Saturday, April 2, 2011
Ancient Robots? No Way!
Ancient Robots? No Way!
Did you ever imagine that Alexandria had coin-operated vending machines and viable plans for robotic kitchen help, nearly two thousand years ago?
In my historical novel, The Flight of the Sorceress, you will find a brief reference to an inventor named Hero of Alexandria, who lived contemporaneously with Jesus Christ. Hero constructed the first known steam engine and also a rudimentary rocket engine. He invented the first coin-operated vending machines. In about 60 AD, Hero built the first programmable robot, a cart that could carry a group of automata to the front of a stage where they would perform for an audience. He developed plans for a robot that could automatically pour wine.
But even Hero stood on the shoulders of inventors who came centuries before. Some historians point to the Greek, Archytas (428–347 BC) as the earliest of these. Called the founder of mathematical mechanics, Archytas, whose own writings do not survive, was reputed to have designed and built the first artificial, self-propelled flying device propelled by a jet of what was probably steam. It was said to have actually flown some 200 meters.
Two centuries later, Ctesibius, who lived between 285-222 BC, wrote treatises on how air could be compressed and used for pumps and even to fire cannon. He invented a clock that kept better time than any clock created thereafter until the pendulum clocks that were developed in the 17th century. He is called the father on pneumatics.
Although he was affiliated with the Library of Alexandria, the works of Ctesibius do not survive. Nor do most of the works of Hero. We have only a portion and those were saved by the Muslim conquerors of Alexandria.
The Flight of the Sorceress tells the story of the consequences of religious intolerance and the destruction of inconvenient knowledge by religious extremists of all stripes. It can easily be postulated that because the Church-sponsored Dark Ages, humanity is at least a thousand years behind in its state of knowledge. Religious zealotry destroyed so much classical learning, burnt so many books and wiped out the work of so many brilliant minds, all in the name of God, that our scientific and cultural losses cannot even be estimated.
Today, I read the paper to find that two very stupid ministers, Wayne Jones and Terry Sapp, ministers of the (absurdly misnamed) Dove World Outreach Center in Florida burned a Quran in Florida in front of their flock of very stupid parishioners. And upon hearing about this book-burning, three very stupid mullahs incited hundreds of very stupid followers to go on a rampage and kill Americans. When the mob couldn’t find any Americans upon whom to vent their rage, they settled for four Nepalese, a Romanian, a Norwegian and a Swede. Another ten people were just murdered in Kandahar (races, genders and religions to be announced.)
It’s not like this stupidity came out of the blue. Last September, Gen. David Petraeus warned Wayne Jones that burning the Quran would set off this kind of rioting. Yet he and Sapp went ahead with their book burning, with the apparently enthusiastic support of their cretin following. They all knew that their actions would incite people to riots that could lead to deaths. And the equally narrow-minded mullahs in their mosques in Afghanistan knew that haranguing the idiots who listen to them with hate-filled sermons would summon up a murderous rage.
Not all followers of Islam or Christianity are like these people.

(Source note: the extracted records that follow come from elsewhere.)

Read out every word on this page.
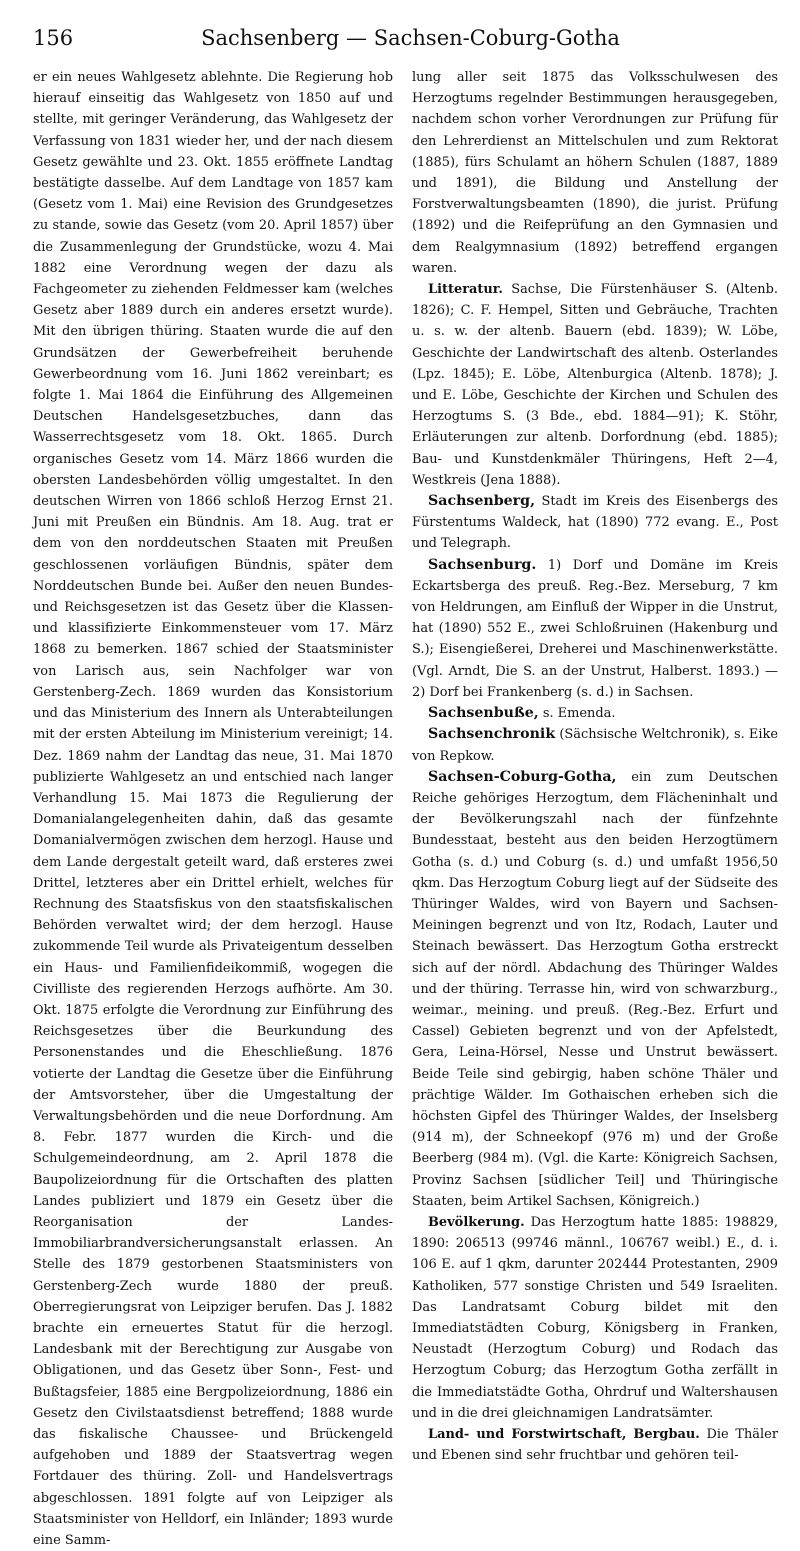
156	Sachsenberg — Sachsen-Coburg-Gotha

er ein neues Wahlgesetz ablehnte. Die Regierung hob hierauf einseitig das Wahlgesetz von 1850 auf und stellte, mit geringer Veränderung, das Wahlgesetz der Verfassung von 1831 wieder her, und der nach diesem Gesetz gewählte und 23. Okt. 1855 eröffnete Landtag bestätigte dasselbe. Auf dem Landtage von 1857 kam (Gesetz vom 1. Mai) eine Revision des Grundgesetzes zu stande, sowie das Gesetz (vom 20. April 1857) über die Zusammenlegung der Grundstücke, wozu 4. Mai 1882 eine Verordnung wegen der dazu als Fachgeometer zu ziehenden Feldmesser kam (welches Gesetz aber 1889 durch ein anderes ersetzt wurde). Mit den übrigen thüring. Staaten wurde die auf den Grundsätzen der Gewerbefreiheit beruhende Gewerbeordnung vom 16. Juni 1862 vereinbart; es folgte 1. Mai 1864 die Einführung des Allgemeinen Deutschen Handelsgesetzbuches, dann das Wasserrechtsgesetz vom 18. Okt. 1865. Durch organisches Gesetz vom 14. März 1866 wurden die obersten Landesbehörden völlig umgestaltet. In den deutschen Wirren von 1866 schloß Herzog Ernst 21. Juni mit Preußen ein Bündnis. Am 18. Aug. trat er dem von den norddeutschen Staaten mit Preußen geschlossenen vorläufigen Bündnis, später dem Norddeutschen Bunde bei. Außer den neuen Bundes- und Reichsgesetzen ist das Gesetz über die Klassen- und klassifizierte Einkommensteuer vom 17. März 1868 zu bemerken. 1867 schied der Staatsminister von Larisch aus, sein Nachfolger war von Gerstenberg-Zech. 1869 wurden das Konsistorium und das Ministerium des Innern als Unterabteilungen mit der ersten Abteilung im Ministerium vereinigt; 14. Dez. 1869 nahm der Landtag das neue, 31. Mai 1870 publizierte Wahlgesetz an und entschied nach langer Verhandlung 15. Mai 1873 die Regulierung der Domanialangelegenheiten dahin, daß das gesamte Domanialvermögen zwischen dem herzogl. Hause und dem Lande dergestalt geteilt ward, daß ersteres zwei Drittel, letzteres aber ein Drittel erhielt, welches für Rechnung des Staatsfiskus von den staatsfiskalischen Behörden verwaltet wird; der dem herzogl. Hause zukommende Teil wurde als Privateigentum desselben ein Haus- und Familienfideikommiß, wogegen die Civilliste des regierenden Herzogs aufhörte. Am 30. Okt. 1875 erfolgte die Verordnung zur Einführung des Reichsgesetzes über die Beurkundung des Personenstandes und die Eheschließung. 1876 votierte der Landtag die Gesetze über die Einführung der Amtsvorsteher, über die Umgestaltung der Verwaltungsbehörden und die neue Dorfordnung. Am 8. Febr. 1877 wurden die Kirch- und die Schulgemeindeordnung, am 2. April 1878 die Baupolizeiordnung für die Ortschaften des platten Landes publiziert und 1879 ein Gesetz über die Reorganisation der Landes-Immobiliarbrandversicherungsanstalt erlassen. An Stelle des 1879 gestorbenen Staatsministers von Gerstenberg-Zech wurde 1880 der preuß. Oberregierungsrat von Leipziger berufen. Das J. 1882 brachte ein erneuertes Statut für die herzogl. Landesbank mit der Berechtigung zur Ausgabe von Obligationen, und das Gesetz über Sonn-, Fest- und Bußtagsfeier, 1885 eine Bergpolizeiordnung, 1886 ein Gesetz den Civilstaatsdienst betreffend; 1888 wurde das fiskalische Chaussee- und Brückengeld aufgehoben und 1889 der Staatsvertrag wegen Fortdauer des thüring. Zoll- und Handelsvertrags abgeschlossen. 1891 folgte auf von Leipziger als Staatsminister von Helldorf, ein Inländer; 1893 wurde eine Samm-

lung aller seit 1875 das Volksschulwesen des Herzogtums regelnder Bestimmungen herausgegeben, nachdem schon vorher Verordnungen zur Prüfung für den Lehrerdienst an Mittelschulen und zum Rektorat (1885), fürs Schulamt an höhern Schulen (1887, 1889 und 1891), die Bildung und Anstellung der Forstverwaltungsbeamten (1890), die jurist. Prüfung (1892) und die Reifeprüfung an den Gymnasien und dem Realgymnasium (1892) betreffend ergangen waren.

Litteratur. Sachse, Die Fürstenhäuser S. (Altenb. 1826); C. F. Hempel, Sitten und Gebräuche, Trachten u. s. w. der altenb. Bauern (ebd. 1839); W. Löbe, Geschichte der Landwirtschaft des altenb. Osterlandes (Lpz. 1845); E. Löbe, Altenburgica (Altenb. 1878); J. und E. Löbe, Geschichte der Kirchen und Schulen des Herzogtums S. (3 Bde., ebd. 1884—91); K. Stöhr, Erläuterungen zur altenb. Dorfordnung (ebd. 1885); Bau- und Kunstdenkmäler Thüringens, Heft 2—4, Westkreis (Jena 1888).

Sachsenberg, Stadt im Kreis des Eisenbergs des Fürstentums Waldeck, hat (1890) 772 evang. E., Post und Telegraph.

Sachsenburg. 1) Dorf und Domäne im Kreis Eckartsberga des preuß. Reg.-Bez. Merseburg, 7 km von Heldrungen, am Einfluß der Wipper in die Unstrut, hat (1890) 552 E., zwei Schloßruinen (Hakenburg und S.); Eisengießerei, Dreherei und Maschinenwerkstätte. (Vgl. Arndt, Die S. an der Unstrut, Halberst. 1893.) — 2) Dorf bei Frankenberg (s. d.) in Sachsen.

Sachsenbuße, s. Emenda.

Sachsenchronik (Sächsische Weltchronik), s. Eike von Repkow.

Sachsen-Coburg-Gotha, ein zum Deutschen Reiche gehöriges Herzogtum, dem Flächeninhalt und der Bevölkerungszahl nach der fünfzehnte Bundesstaat, besteht aus den beiden Herzogtümern Gotha (s. d.) und Coburg (s. d.) und umfaßt 1956,50 qkm. Das Herzogtum Coburg liegt auf der Südseite des Thüringer Waldes, wird von Bayern und Sachsen-Meiningen begrenzt und von Itz, Rodach, Lauter und Steinach bewässert. Das Herzogtum Gotha erstreckt sich auf der nördl. Abdachung des Thüringer Waldes und der thüring. Terrasse hin, wird von schwarzburg., weimar., meining. und preuß. (Reg.-Bez. Erfurt und Cassel) Gebieten begrenzt und von der Apfelstedt, Gera, Leina-Hörsel, Nesse und Unstrut bewässert. Beide Teile sind gebirgig, haben schöne Thäler und prächtige Wälder. Im Gothaischen erheben sich die höchsten Gipfel des Thüringer Waldes, der Inselsberg (914 m), der Schneekopf (976 m) und der Große Beerberg (984 m). (Vgl. die Karte: Königreich Sachsen, Provinz Sachsen [südlicher Teil] und Thüringische Staaten, beim Artikel Sachsen, Königreich.)

Bevölkerung. Das Herzogtum hatte 1885: 198829, 1890: 206513 (99746 männl., 106767 weibl.) E., d. i. 106 E. auf 1 qkm, darunter 202444 Protestanten, 2909 Katholiken, 577 sonstige Christen und 549 Israeliten. Das Landratsamt Coburg bildet mit den Immediatstädten Coburg, Königsberg in Franken, Neustadt (Herzogtum Coburg) und Rodach das Herzogtum Coburg; das Herzogtum Gotha zerfällt in die Immediatstädte Gotha, Ohrdruf und Waltershausen und in die drei gleichnamigen Landratsämter.

Land- und Forstwirtschaft, Bergbau. Die Thäler und Ebenen sind sehr fruchtbar und gehören teil-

Actually the inciters and the rioters have more in common with each other than with their supposed co-religionists. They think alike in their intolerance. They act alike in their appeal to hatred and violence. And they have the gall to place all the responsibility for the consequences of their personal behavior on God. All of them are co-conspirators in an incitement to mob violence. They are felonious miscreants and accomplices in murder.

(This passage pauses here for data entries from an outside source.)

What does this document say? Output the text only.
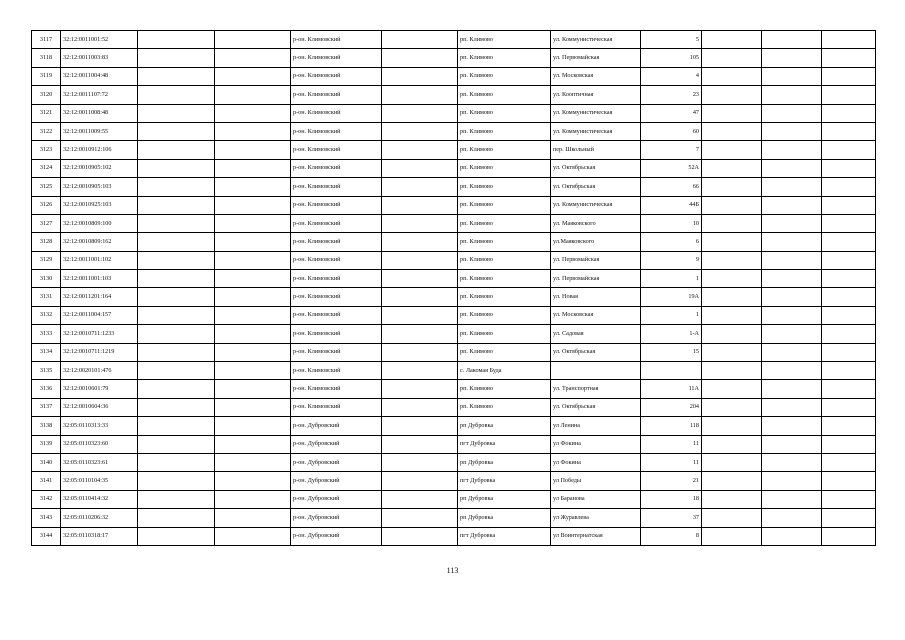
3117	32:12:0011001:52			р-он. Климовский		рп. Климово	ул. Коммунистическая	5			
3118	32:12:0011003:83			р-он. Климовский		рп. Климово	ул. Первомайская	105			
3119	32:12:0011004:48			р-он. Климовский		рп. Климово	ул. Московская	4			
3120	32:12:0011107:72			р-он. Климовский		рп. Климово	ул. Кооптичная	23			
3121	32:12:0011008:48			р-он. Климовский		рп. Климово	ул. Коммунистическая	47			
3122	32:12:0011009:55			р-он. Климовский		рп. Климово	ул. Коммунистическая	60			
3123	32:12:0010912:106			р-он. Климовский		рп. Климово	пер. Школьный	7			
3124	32:12:0010905:102			р-он. Климовский		рп. Климово	ул. Октябрьская	52А			
3125	32:12:0010905:103			р-он. Климовский		рп. Климово	ул. Октябрьская	66			
3126	32:12:0010925:103			р-он. Климовский		рп. Климово	ул. Коммунистическая	44Б			
3127	32:12:0010809:100			р-он. Климовский		рп. Климово	ул. Маяковского	10			
3128	32:12:0010809:162			р-он. Климовский		рп. Климово	ул.Маяковского	6			
3129	32:12:0011001:102			р-он. Климовский		рп. Климово	ул. Первомайская	9			
3130	32:12:0011001:103			р-он. Климовский		рп. Климово	ул. Первомайская	1			
3131	32:12:0011201:164			р-он. Климовский		рп. Климово	ул. Новая	19А			
3132	32:12:0011004:157			р-он. Климовский		рп. Климово	ул. Московская	1			
3133	32:12:0010711:1233			р-он. Климовский		рп. Климово	ул. Садовая	1-А			
3134	32:12:0010711:1219			р-он. Климовский		рп. Климово	ул. Октябрьская	15			
3135	32:12:0020101:476			р-он. Климовский		с. Лакомая Буда					
3136	32:12:0010601:79			р-он. Климовский		рп. Климово	ул. Транспортная	11А			
3137	32:12:0010604:36			р-он. Климовский		рп. Климово	ул. Октябрьская	204			
3138	32:05:0110313:33			р-он. Дубровский		рп Дубровка	ул Ленина	118			
3139	32:05:0110323:60			р-он. Дубровский		пгт Дубровка	ул Фокина	11			
3140	32:05:0110323:61			р-он. Дубровский		рп Дубровка	ул Фокина	11			
3141	32:05:0110104:35			р-он. Дубровский		пгт Дубровка	ул Победы	21			
3142	32:05:0110414:32			р-он. Дубровский		рп Дубровка	ул Баранова	18			
3143	32:05:0110206:32			р-он. Дубровский		рп Дубровка	ул Журавлева	37			
3144	32:05:0110318:17			р-он. Дубровский		пгт Дубровка	ул Воинтернатская	8			
113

The Flight of the Sorceress, though a novel, seeks to impart a timely warning. We will reap much more of this if we allow ourselves to stumble into the quicksand of religious intolerance. If we continue to sow the seed that the U.S. is a Christian nation and not a secular state, we will only accelerate that process. We will become a nation of book-burners, ever in need of the sword, always living in fear, behind walls and parapets, mistrustful of each other, ready to cast blame everywhere but upon ourselves. And when the bonfire of words dwindles to embers we won’t flinch tossing on people to keep the flames a-burning. That’s what happened during the Dark Ages, and there’s no reason to think that civilization has completely recuperated from that first go-round. After all, from a scientific standpoint, we’ve not come a lot further than first century Alexandria with its coin-operating vending machines and rocket engines.